Он взял долгую паузу. Затем повторил:
– Не моя работа – рассказывать тебе об этом, Дидре.
Разочарованная, я громко выдохнула.
– Ты хочешь сказать, что моя сила имеет какое-то отношение к майору Томасу Вейру?
– Я вообще не хочу тебе ничего говорить.
– И что должен значить следующий абзац твоего стихотворения? Я имею в виду:
«Жизнь и смерть, переплетенное время,
Улыбка, окровавленное вечернее платье!
Корона пала, инцест похоть породит,
Больной бред, вечность и ночи,
Когда в августе первый крик прозвучит».
– «Жизнь и смерть» – это мог быть и майор. В конце концов, ходят слухи, что он болтается теперь между жизнью и смертью. Но это «окровавленное вечернее платье»? А «корона»? Какая корона? – В задумчивости я принялась расхаживать взад и вперед. – Инцест ему тоже подходит, очевидно, из-за его сумасшедшей сестры. Но что за «первый крик в августе»?
– Я должен идти, Дидре.
– Что? – Я озадаченно посмотрела на Камило. – Почему?
– Моя работа здесь закончена. – Он пальцем убрал локон с моего лица. Затем Синклер повернулся и собрался уходить, как вдруг что-то внутри меня дико запротестовало.
– Подожди! – крикнула я. Он остановился. Я подавила нервозность, учащенное биение своего сердца. – М… моя задача еще не выполнена.

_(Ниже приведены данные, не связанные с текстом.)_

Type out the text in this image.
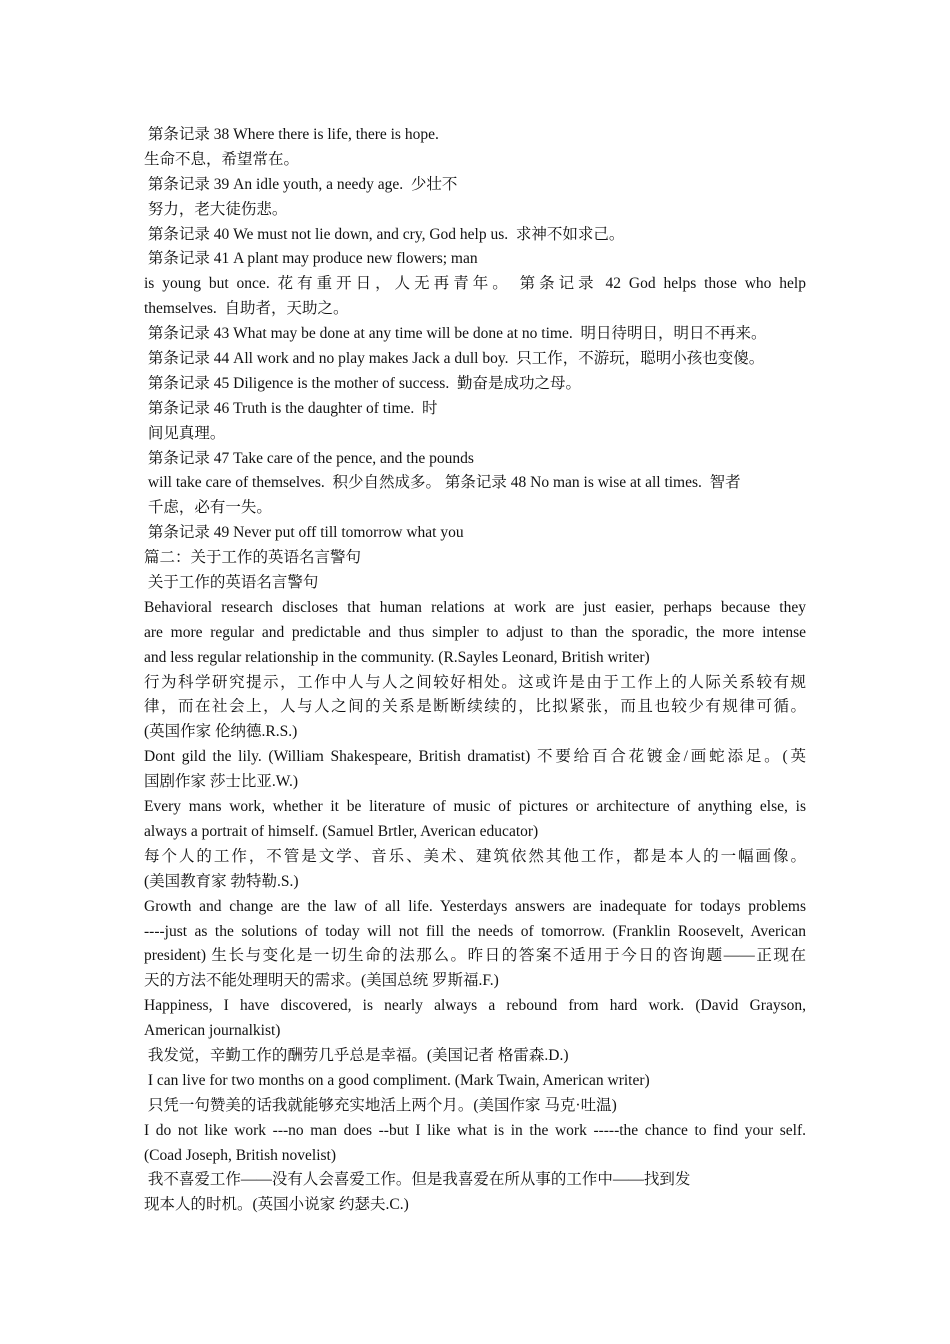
第条记录 38 Where there is life, there is hope.
生命不息，希望常在。
第条记录 39 An idle youth, a needy age.  少壮不
努力，老大徒伤悲。
第条记录 40 We must not lie down, and cry, God help us.  求神不如求己。
第条记录 41 A plant may produce new flowers; man
is young but once. 花有重开日，人无再青年。 第条记录 42 God helps those who help
themselves.  自助者，天助之。
第条记录 43 What may be done at any time will be done at no time.  明日待明日，明日不再来。
第条记录 44 All work and no play makes Jack a dull boy.  只工作，不游玩，聪明小孩也变傻。
第条记录 45 Diligence is the mother of success.  勤奋是成功之母。
第条记录 46 Truth is the daughter of time.  时
间见真理。
第条记录 47 Take care of the pence, and the pounds
will take care of themselves.  积少自然成多。 第条记录 48 No man is wise at all times.  智者
千虑，必有一失。
第条记录 49 Never put off till tomorrow what you
篇二：关于工作的英语名言警句
关于工作的英语名言警句
Behavioral research discloses that human relations at work are just easier, perhaps because they
are more regular and predictable and thus simpler to adjust to than the sporadic, the more intense
and less regular relationship in the community. (R.Sayles Leonard, British writer)
行为科学研究提示，工作中人与人之间较好相处。这或许是由于工作上的人际关系较有规
律，而在社会上，人与人之间的关系是断断续续的，比拟紧张，而且也较少有规律可循。
(英国作家 伦纳德.R.S.)
Dont gild the lily. (William Shakespeare, British dramatist) 不要给百合花镀金/画蛇添足。(英
国剧作家 莎士比亚.W.)
Every mans work, whether it be literature of music of pictures or architecture of anything else, is
always a portrait of himself. (Samuel Brtler, Averican educator)
每个人的工作，不管是文学、音乐、美术、建筑依然其他工作，都是本人的一幅画像。
(美国教育家 勃特勒.S.)
Growth and change are the law of all life. Yesterdays answers are inadequate for todays problems
----just as the solutions of today will not fill the needs of tomorrow. (Franklin Roosevelt, Averican
president) 生长与变化是一切生命的法那么。昨日的答案不适用于今日的咨询题——正现在
天的方法不能处理明天的需求。(美国总统 罗斯福.F.)
Happiness, I have discovered, is nearly always a rebound from hard work. (David Grayson,
American journalkist)
我发觉，辛勤工作的酬劳几乎总是幸福。(美国记者 格雷森.D.)
I can live for two months on a good compliment. (Mark Twain, American writer)
只凭一句赞美的话我就能够充实地活上两个月。(美国作家 马克·吐温)
I do not like work ---no man does --but I like what is in the work -----the chance to find your self.
(Coad Joseph, British novelist)
我不喜爱工作——没有人会喜爱工作。但是我喜爱在所从事的工作中——找到发
现本人的时机。(英国小说家 约瑟夫.C.)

– Гринблад, – сказал Камило очень медленно, тоном, который лишил меня всех чувств. – Ты больше не получишь от меня никаких указаний.
– Я не это имела в виду.
Он поднял одну бровь.
– А что тогда?
– Это.
Я преодолела расстояние между нами, обхватила его лицо и прижалась губами к губам. В первый момент у Синклера перехватило дыхание, но уже в следующий он отдался мне. Я отшатнулась назад, пока Камило не прижал меня к стене. Клянусь богами, мы оказались в общественном месте! Но меня это не интересовало. Сейчас меня интересовал только он, его аромат, его твердое, мускулистое тело и тот чертов бугорок, который, как я почувствовала, упирался мне между ног. Если бы я только надела пальто! Или… нет. Так было даже лучше. Так, как это было… Боже, просто прекрасно.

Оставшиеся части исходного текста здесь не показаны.